The National Lottery Community Fund (NLCF) leads the way in funding grassroot groups in the most deprived parts of the UK, according to a new report.
The report, Below the Radar: Exploring Grants Data for Grassroots Organisations, which looks at funding for very small community groups including those operating “below the radar” of the Charity Commission, finds that over half the grants made by the NLCF to these groups go to organisations working in the poorest third of the country.
This is higher than the proportion of total grants going to all charities in these areas, and also higher than the percentage of grants other funders make to “beneath the radar” groups working in the poorest parts of the UK.
Benefiting the most deprived areas
With reference to the indices of multiple deprivation, the report says that NLCF grants to these very small groups “tend to benefit more deprived areas: more than half (53%) of those grants went towards organisations in the 30% most deprived areas.
“This is higher than the total proportion of grants (39%) going towards the 30% most deprived areas. Grants to below-the-radar organisations from other funders were fairly equally spread between areas of lower and higher levels of deprivation.”
Looking back to the left behind
The NLCF has also targeted more funding to “beneath the radar” groups in the so-called “left behind” areas of the UK, as defined by Oxford Consultants for Social Inclusion.
The Local Trust report says: “13% of grants in these [left behind] areas go to below the-radar organisations funded by the NLCF, compared with 7% for other areas, suggesting that the NLCF is an important funder for these areas.”

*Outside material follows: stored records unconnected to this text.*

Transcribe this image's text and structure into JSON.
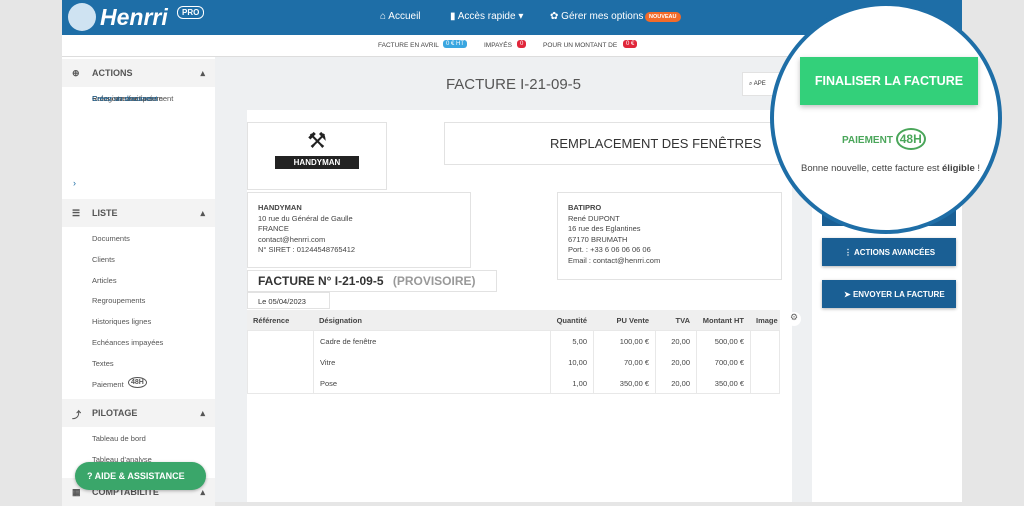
{
  "header": {
    "logo": "Henrri",
    "plan": "PRO",
    "nav": [
      "Accueil",
      "Accès rapide",
      "Gérer mes options"
    ],
    "new_badge": "NOUVEAU"
  },
  "stats": {
    "invoices_label": "FACTURE EN AVRIL",
    "invoices_value": "0 € HT",
    "unpaid_label": "IMPAYÉS",
    "unpaid_value": "0",
    "amount_label": "POUR UN MONTANT DE",
    "amount_value": "0 €"
  },
  "sidebar": {
    "sections": [
      {
        "title": "ACTIONS",
        "items": [
          "Créez un devis",
          "Créez une facture",
          "Enregistrez un paiement",
          "Relancez une facture",
          "Créez un document"
        ]
      },
      {
        "title": "LISTE",
        "items": [
          "Documents",
          "Clients",
          "Articles",
          "Regroupements",
          "Historiques lignes",
          "Echéances impayées",
          "Textes",
          "Paiement"
        ]
      },
      {
        "title": "PILOTAGE",
        "items": [
          "Tableau de bord",
          "Tableau d'analyse"
        ]
      },
      {
        "title": "COMPTABILITÉ",
        "items": []
      }
    ],
    "badge_48h": "48H",
    "help": "AIDE & ASSISTANCE"
  },
  "main": {
    "title": "FACTURE I-21-09-5",
    "search": "APE"
  },
  "document": {
    "logo": "HANDYMAN",
    "title": "REMPLACEMENT DES FENÊTRES",
    "sender": [
      "HANDYMAN",
      "10 rue du Général de Gaulle",
      "FRANCE",
      "contact@henrri.com",
      "N° SIRET : 01244548765412"
    ],
    "recipient": [
      "BATIPRO",
      "René DUPONT",
      "16 rue des Eglantines",
      "67170 BRUMATH",
      "Port. : +33 6 06 06 06 06",
      "Email : contact@henrri.com"
    ],
    "invoice_number": "FACTURE N° I-21-09-5",
    "status": "(PROVISOIRE)",
    "date": "Le 05/04/2023",
    "table": {
      "headers": [
        "Référence",
        "Désignation",
        "Quantité",
        "PU Vente",
        "TVA",
        "Montant HT",
        "Image"
      ],
      "rows": [
        [
          "",
          "Cadre de fenêtre",
          "5,00",
          "100,00 €",
          "20,00",
          "500,00 €",
          ""
        ],
        [
          "",
          "Vitre",
          "10,00",
          "70,00 €",
          "20,00",
          "700,00 €",
          ""
        ],
        [
          "",
          "Pose",
          "1,00",
          "350,00 €",
          "20,00",
          "350,00 €",
          ""
        ]
      ]
    }
  },
  "panel": {
    "finalize": "FINALISER LA FACTURE",
    "payment": "PAIEMENT",
    "payment_badge": "48H",
    "message": "Bonne nouvelle, cette facture est",
    "message_strong": "éligible",
    "message_end": " !",
    "advanced": "ACTIONS AVANCÉES",
    "send": "ENVOYER LA FACTURE"
  }
}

Who they are and what they do
The report identifies 12,800 local organisations which, because of their informal set-up and low income, are not registered with the Charity Commission yet fulfil essential roles in their communities. In addition, it looks at some registered grassroots charities which appear on the regulator’s database but are so small that very little information has previously been collected about them.
The report uses 360Giving data to identify patterns in where the groups operate, what they do, and how they are funded.
It says that the top three funded activities for “below the radar” organisations are arts and culture, education and training, and green spaces. The largest proportion of funding for very small registered grassroots charities went to organisations working with young people.
A large proportion of grants made by funders to “below the radar” charities went towards capital spending on buildings and equipment, excluding NLCF.
Some 22% of grants to these groups were for work on buildings, and 10% towards buying or fixing equipment. For registered grassroot charities, the proportions were 19% and 13%.
The report notes that “for many groups, these spaces and facilities provide the places where their work can take place.”
Local Trust: Consign 'hard to reach' to history
In the foreword to the report, Manny Hothi, director of policy at Trust for London and a trustee at 360Giving, argues that better understanding and supporting “below the radar” groups will ultimately allow the sector to change the way it thinks and talks about small grassroot charities.
Hothi said: “Too often, the phrase ‘below the radar’ is interchangeable with ‘hard to reach’. It is institutional shorthand used to illustrate the difficulties that local authorities and other large organisations have engaging with minority communities.
“These sorts of phrases should be consigned to the past. The use of 360Giving data shows that you can find them if you look hard enough — and if you can find them, you can support them in their efforts to meet the needs of their communities.”